While the charge of failing to report a crime had been dropped in the course of the proceedings before the first-instance court, the indictment sent for trial – almost four months after the recording had been made available to the public – had still referred to it, even though the prosecuting authorities must have been well aware of the falseness of the evidence underlying that charge. In such circumstances, the applicant’s portrayal as guilty in respect of the charge had continued beyond the initial transmission of the audio recording in the media and persisted for at least four months.

Immediately following the transmission of the recording, several statements had been made by members of parliament referring to it and expressing their opinions as to the applicant’s role in particular events. While the applicant’s complaints regarding the public statements had been declared inadmissible by the Court, they nevertheless formed part of the overall context surrounding the transmission of the recordings which had helped create the impression that the applicant had committed crimes before his guilt had been proved in court.

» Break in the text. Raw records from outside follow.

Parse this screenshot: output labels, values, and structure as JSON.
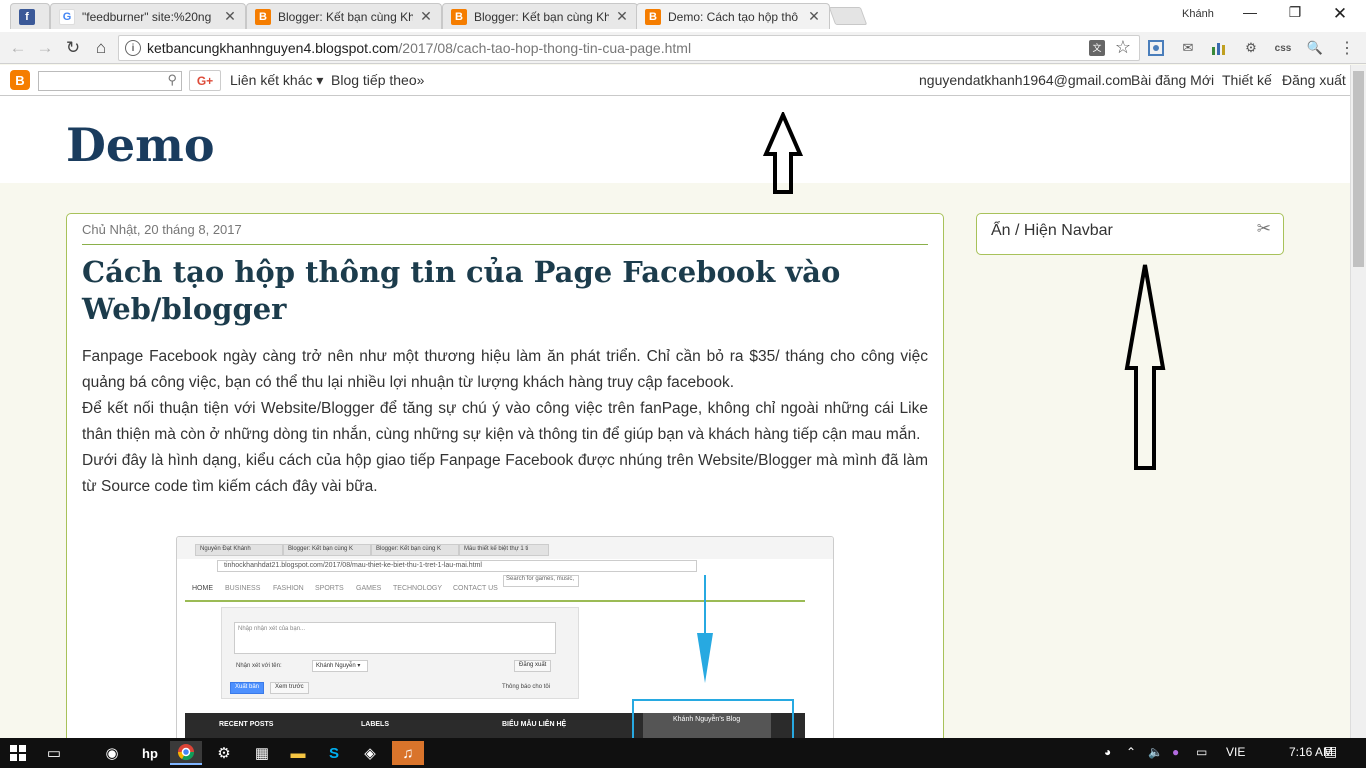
{
  "browser": {
    "tabs": [
      {
        "title": "",
        "favicon": "facebook-icon",
        "fav_color": "#3b5998",
        "active": false
      },
      {
        "title": "\"feedburner\" site:%20ng",
        "favicon": "google-icon",
        "fav_color": "#4285f4",
        "active": false
      },
      {
        "title": "Blogger: Kết bạn cùng Kh",
        "favicon": "blogger-icon",
        "fav_color": "#f57d00",
        "active": false
      },
      {
        "title": "Blogger: Kết bạn cùng Kh",
        "favicon": "blogger-icon",
        "fav_color": "#f57d00",
        "active": false
      },
      {
        "title": "Demo: Cách tạo hộp thô",
        "favicon": "blogger-icon",
        "fav_color": "#f57d00",
        "active": true
      }
    ],
    "user_label": "Khánh",
    "address": {
      "host": "ketbancungkhanhnguyen4.blogspot.com",
      "path": "/2017/08/cach-tao-hop-thong-tin-cua-page.html"
    }
  },
  "blogger_nav": {
    "google_plus": "G+",
    "more_links": "Liên kết khác ▾",
    "next_blog": "Blog tiếp theo»",
    "email": "nguyendatkhanh1964@gmail.com",
    "new_post": "Bài đăng Mới",
    "design": "Thiết kế",
    "sign_out": "Đăng xuất"
  },
  "blog": {
    "title": "Demo"
  },
  "post": {
    "date": "Chủ Nhật, 20 tháng 8, 2017",
    "title": "Cách tạo hộp thông tin của Page Facebook vào Web/blogger",
    "paragraphs": [
      "Fanpage Facebook  ngày càng trở nên như một thương hiệu làm ăn phát triển. Chỉ cần bỏ ra $35/ tháng cho công việc quảng bá công việc, bạn có thể thu lại nhiều lợi nhuận từ lượng khách hàng truy cập facebook.",
      "Để kết nối thuận tiện với Website/Blogger để tăng sự chú ý vào công việc trên fanPage, không chỉ ngoài những cái Like thân thiện mà còn ở những dòng tin nhắn, cùng những sự kiện và thông tin để giúp bạn và khách hàng tiếp cận mau mắn.",
      "Dưới đây là hình dạng, kiểu cách của hộp giao tiếp Fanpage Facebook được nhúng trên Website/Blogger mà mình đã làm từ Source code tìm kiếm cách đây vài bữa."
    ]
  },
  "embedded_screenshot": {
    "tabs": [
      "Nguyễn Đạt Khánh",
      "Blogger: Kết bạn cùng K",
      "Blogger: Kết bạn cùng K",
      "Mẫu thiết kế biệt thự 1 ti"
    ],
    "url": "tinhockhanhdat21.blogspot.com/2017/08/mau-thiet-ke-biet-thu-1-tret-1-lau-mai.html",
    "nav": [
      "HOME",
      "BUSINESS",
      "FASHION",
      "SPORTS",
      "GAMES",
      "TECHNOLOGY",
      "CONTACT US"
    ],
    "search_placeholder": "Search for games, music,",
    "comment_placeholder": "Nhập nhận xét của bạn...",
    "comment_as_label": "Nhận xét với tên:",
    "comment_as_value": "Khánh Nguyễn ▾",
    "sign_out": "Đăng xuất",
    "publish": "Xuất bản",
    "preview": "Xem trước",
    "notify": "Thông báo cho tôi",
    "footer_heads": [
      "RECENT POSTS",
      "LABELS",
      "BIỂU MẪU LIÊN HỆ"
    ],
    "fb_widget_title": "Khánh Nguyễn's Blog"
  },
  "sidebar": {
    "widget_title": "Ẩn / Hiện Navbar"
  },
  "taskbar": {
    "language": "VIE",
    "time": "7:16 AM"
  }
}
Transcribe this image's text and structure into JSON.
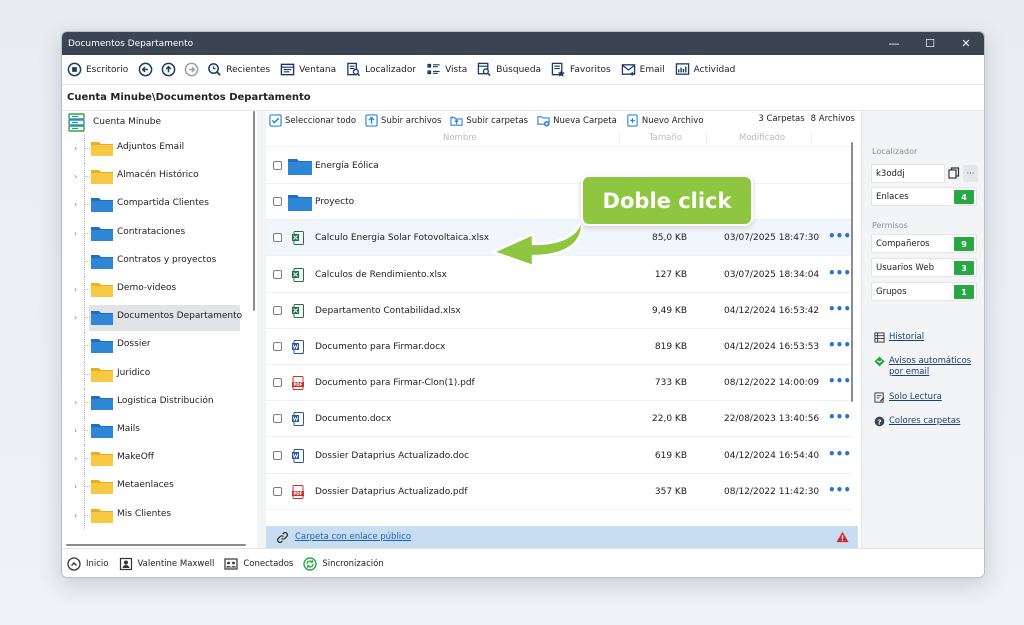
{
  "window": {
    "title": "Documentos Departamento"
  },
  "toolbar": {
    "escritorio": "Escritorio",
    "recientes": "Recientes",
    "ventana": "Ventana",
    "localizador": "Localizador",
    "vista": "Vista",
    "busqueda": "Búsqueda",
    "favoritos": "Favoritos",
    "email": "Email",
    "actividad": "Actividad"
  },
  "path": "Cuenta Minube\\Documentos Departamento",
  "tree": {
    "root": "Cuenta Minube",
    "items": [
      {
        "label": "Adjuntos Email",
        "color": "yellow",
        "expand": true
      },
      {
        "label": "Almacén Histórico",
        "color": "yellow",
        "expand": true
      },
      {
        "label": "Compartida Clientes",
        "color": "blue",
        "expand": true
      },
      {
        "label": "Contrataciones",
        "color": "blue",
        "expand": true
      },
      {
        "label": "Contratos y proyectos",
        "color": "blue",
        "expand": false
      },
      {
        "label": "Demo-videos",
        "color": "yellow",
        "expand": true
      },
      {
        "label": "Documentos Departamento",
        "color": "blue",
        "expand": true,
        "selected": true
      },
      {
        "label": "Dossier",
        "color": "blue",
        "expand": false
      },
      {
        "label": "Juridico",
        "color": "yellow",
        "expand": false
      },
      {
        "label": "Logistica Distribución",
        "color": "blue",
        "expand": true
      },
      {
        "label": "Mails",
        "color": "blue",
        "expand": true
      },
      {
        "label": "MakeOff",
        "color": "yellow",
        "expand": true
      },
      {
        "label": "Metaenlaces",
        "color": "yellow",
        "expand": true
      },
      {
        "label": "Mis Clientes",
        "color": "yellow",
        "expand": true
      }
    ]
  },
  "files_toolbar": {
    "select_all": "Seleccionar todo",
    "upload_files": "Subir archivos",
    "upload_folders": "Subir carpetas",
    "new_folder": "Nueva Carpeta",
    "new_file": "Nuevo Archivo",
    "folder_count": "3 Carpetas",
    "file_count": "8 Archivos"
  },
  "columns": {
    "name": "Nombre",
    "size": "Tamaño",
    "modified": "Modificado"
  },
  "rows": [
    {
      "type": "folder",
      "name": "Energía Eólica",
      "size": "",
      "date": ""
    },
    {
      "type": "folder",
      "name": "Proyecto",
      "size": "",
      "date": ""
    },
    {
      "type": "xlsx",
      "name": "Calculo Energia Solar Fotovoltaica.xlsx",
      "size": "85,0 KB",
      "date": "03/07/2025 18:47:30",
      "highlight": true
    },
    {
      "type": "xlsx",
      "name": "Calculos de Rendimiento.xlsx",
      "size": "127 KB",
      "date": "03/07/2025 18:34:04"
    },
    {
      "type": "xlsx",
      "name": "Departamento Contabilidad.xlsx",
      "size": "9,49 KB",
      "date": "04/12/2024 16:53:42"
    },
    {
      "type": "docx",
      "name": "Documento para Firmar.docx",
      "size": "819 KB",
      "date": "04/12/2024 16:53:53"
    },
    {
      "type": "pdf",
      "name": "Documento para Firmar-Clon(1).pdf",
      "size": "733 KB",
      "date": "08/12/2022 14:00:09"
    },
    {
      "type": "docx",
      "name": "Documento.docx",
      "size": "22,0 KB",
      "date": "22/08/2023 13:40:56"
    },
    {
      "type": "doc",
      "name": "Dossier Dataprius Actualizado.doc",
      "size": "619 KB",
      "date": "04/12/2024 16:54:40"
    },
    {
      "type": "pdf",
      "name": "Dossier Dataprius Actualizado.pdf",
      "size": "357 KB",
      "date": "08/12/2022 11:42:30"
    }
  ],
  "public_link": "Carpeta con enlace público",
  "right_panel": {
    "localizador_label": "Localizador",
    "localizador_value": "k3oddj",
    "enlaces": "Enlaces",
    "enlaces_count": "4",
    "permisos_label": "Permisos",
    "companeros": "Compañeros",
    "companeros_count": "9",
    "usuarios_web": "Usuarios Web",
    "usuarios_web_count": "3",
    "grupos": "Grupos",
    "grupos_count": "1",
    "historial": "Historial",
    "avisos_line1": "Avisos automáticos",
    "avisos_line2": "por email",
    "solo_lectura": "Solo Lectura",
    "colores": "Colores carpetas"
  },
  "status": {
    "inicio": "Inicio",
    "user": "Valentine Maxwell",
    "conectados": "Conectados",
    "sincronizacion": "Sincronización"
  },
  "callout": "Doble click",
  "colors": {
    "titlebar": "#3b4452",
    "accent_blue": "#1f5fb8",
    "badge_green": "#2aa745",
    "callout_green": "#8ec63f",
    "folder_yellow": "#f7c843",
    "folder_blue": "#2f86d6"
  }
}
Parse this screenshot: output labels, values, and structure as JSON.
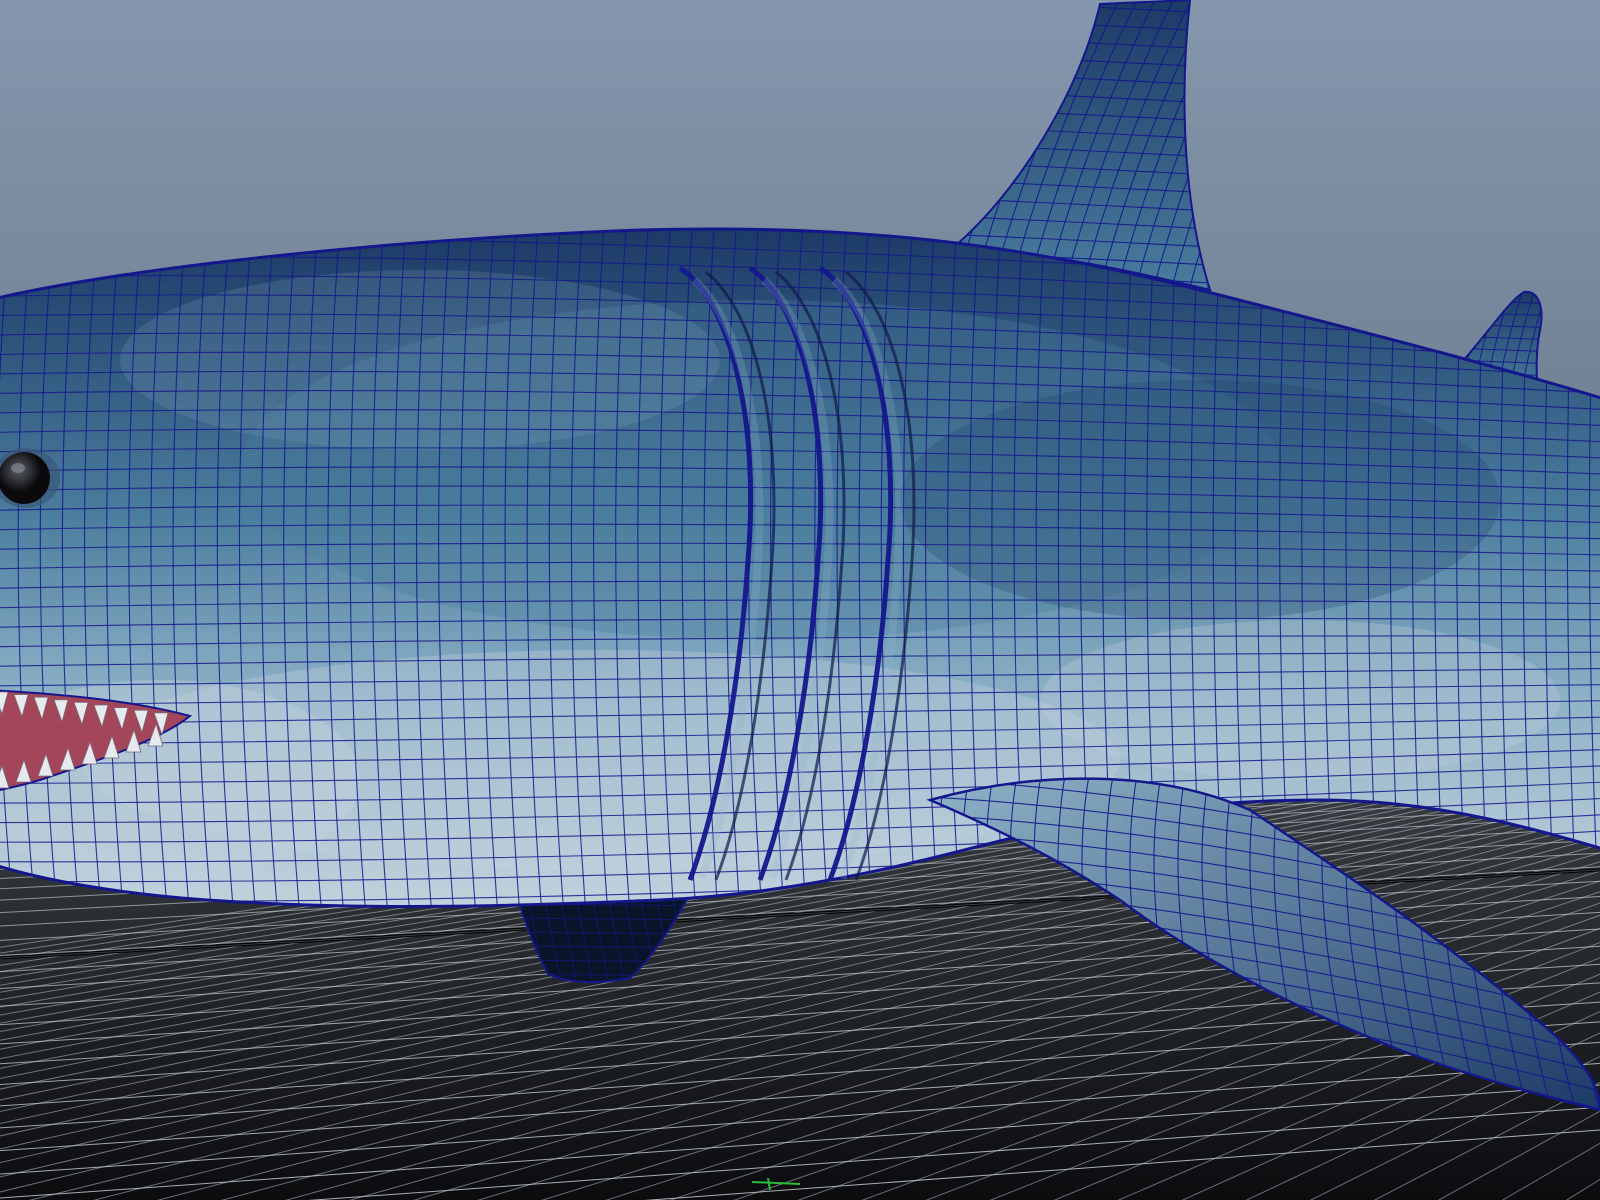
{
  "viewport": {
    "colors": {
      "sky_top": "#8597ad",
      "sky_bottom": "#4f5a68",
      "floor_near": "#0b0c0e",
      "floor_far": "#3a3f45",
      "grid_line": "#c7cdd4",
      "grid_axis": "#000000",
      "body_dark": "#1c3a66",
      "body_mid": "#4a7d9e",
      "body_light": "#8fb3c8",
      "belly": "#c2d2dc",
      "wire": "#14178c",
      "gum": "#a3465a",
      "tooth": "#e6eaee",
      "eye": "#0a0a0c",
      "view_axis_green": "#2dbb3a"
    },
    "icons": [
      "view-axis-icon"
    ]
  }
}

The dissemination of the recordings could not therefore be justified in the public interest and the relevant authorities’ involvement in the manipulation and subsequent dissemination of the audio recording to the media had contributed to the applicant being perceived as guilty before his guilt had been proved in court.

Conclusion: Article 6 § 2 applicable; violation (unanimously).

The Court found no violation of Article 5 § 3, accepting that the reasons cited by the domestic courts had constituted relevant and sufficient grounds for detention and that it could not be said that the investigating and judicial authorities had displayed a lack of special diligence in handling the applicant’s case. The Court also found no violation of Article 5 § 4, noting that the applicant had been present at all hearings of the first-instance court related to his pre-trial detention and that he had had the possibility to challenge the allegations against him effectively.

Article 41: EUR 3,600 in respect of non-pecuniary damage.